Andy Mitten says most Spanish players would be content to pay the government's higher taxes, but they would like their wages first.

When David Beckham moved to Real Madrid in 2003, he benefited from a generous and specially implemented tax rate. Spain was Europe's booming economy, but it was a relatively new democracy playing catch up and did not attract enough global premium talents, captains of industry or icons of sport.

A 24 per cent tax rate, given the name "the Beckham law", changed that. It was only applicable to outsiders, but Spain could afford it and saw it as a loss leader. Not now.

Spain's public finances are dreadful, the country has the highest unemployment rate in Europe at over 20 per cent and many of those attracted by the generous tax rates have left or are leaving. The new government has made cut backs and needs to raise taxes, with anyone earning more than €300,000 (Dh1.4 million) having to pay 53 per cent.

That is 90 per cent of Primera Liga players. The footballers do not like it, but what can they do?

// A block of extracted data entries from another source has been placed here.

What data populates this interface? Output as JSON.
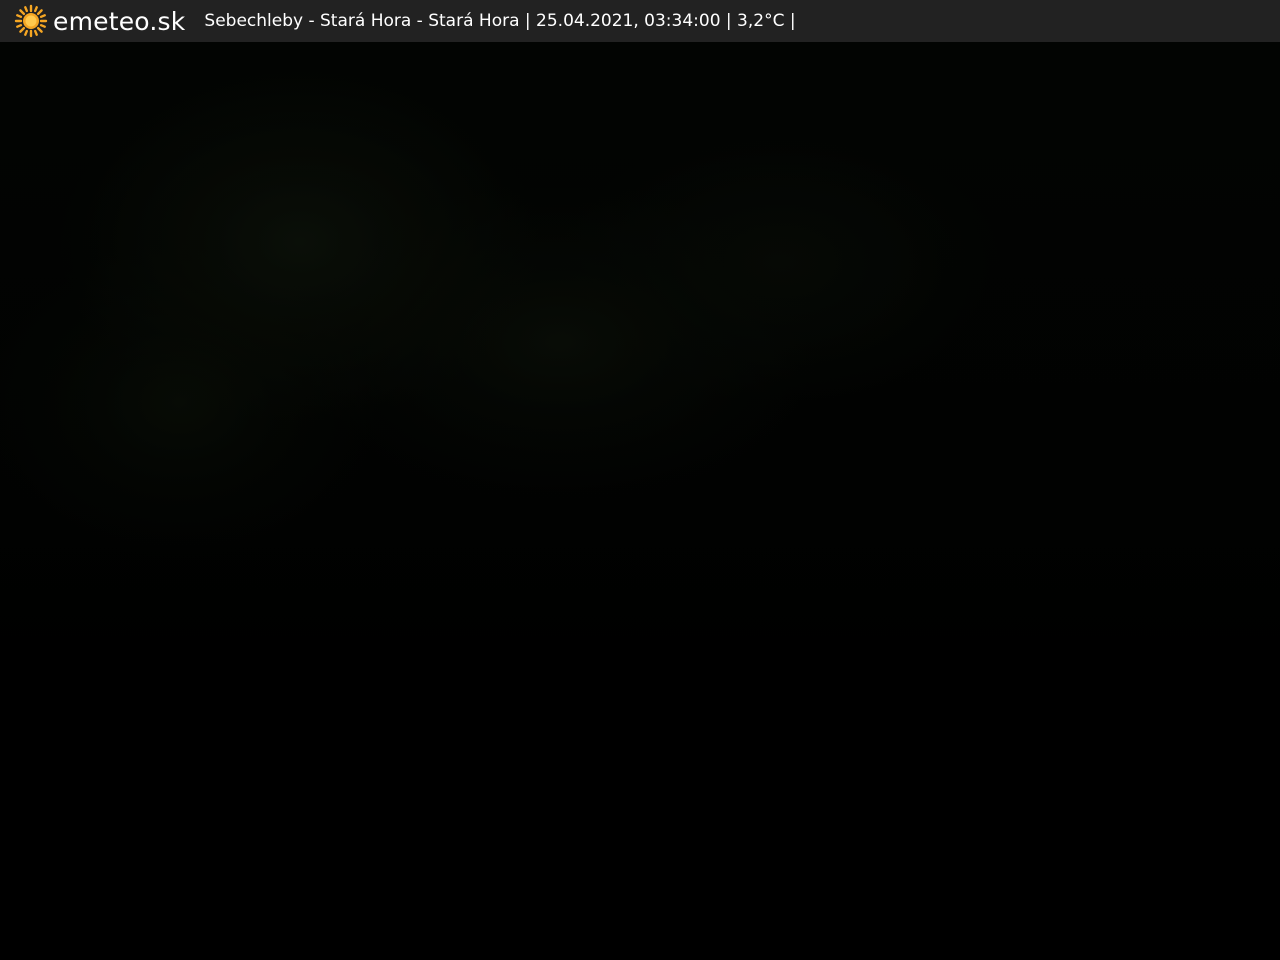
{
  "header": {
    "brand": "emeteo.sk",
    "caption": "Sebechleby - Stará Hora - Stará Hora | 25.04.2021, 03:34:00 | 3,2°C |",
    "icon": "sun-icon"
  },
  "colors": {
    "bar_background": "#222222",
    "text": "#ffffff",
    "sun": "#f5a623",
    "image_background": "#000000"
  }
}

Go to England's Premier League, where the tax rate is only marginally better?

Or go to a second-rate, cash rich league which massages an already healthy bank balance, but shatters any credibility as a footballer?

The public mood in Spain is not sympathetic to overpaid millionaires this time either. Of course there is a flip side - some players have not been paid their full salaries by their clubs, most of which are heavily in debt. They would be content to pay the tax, but they would like their wages first.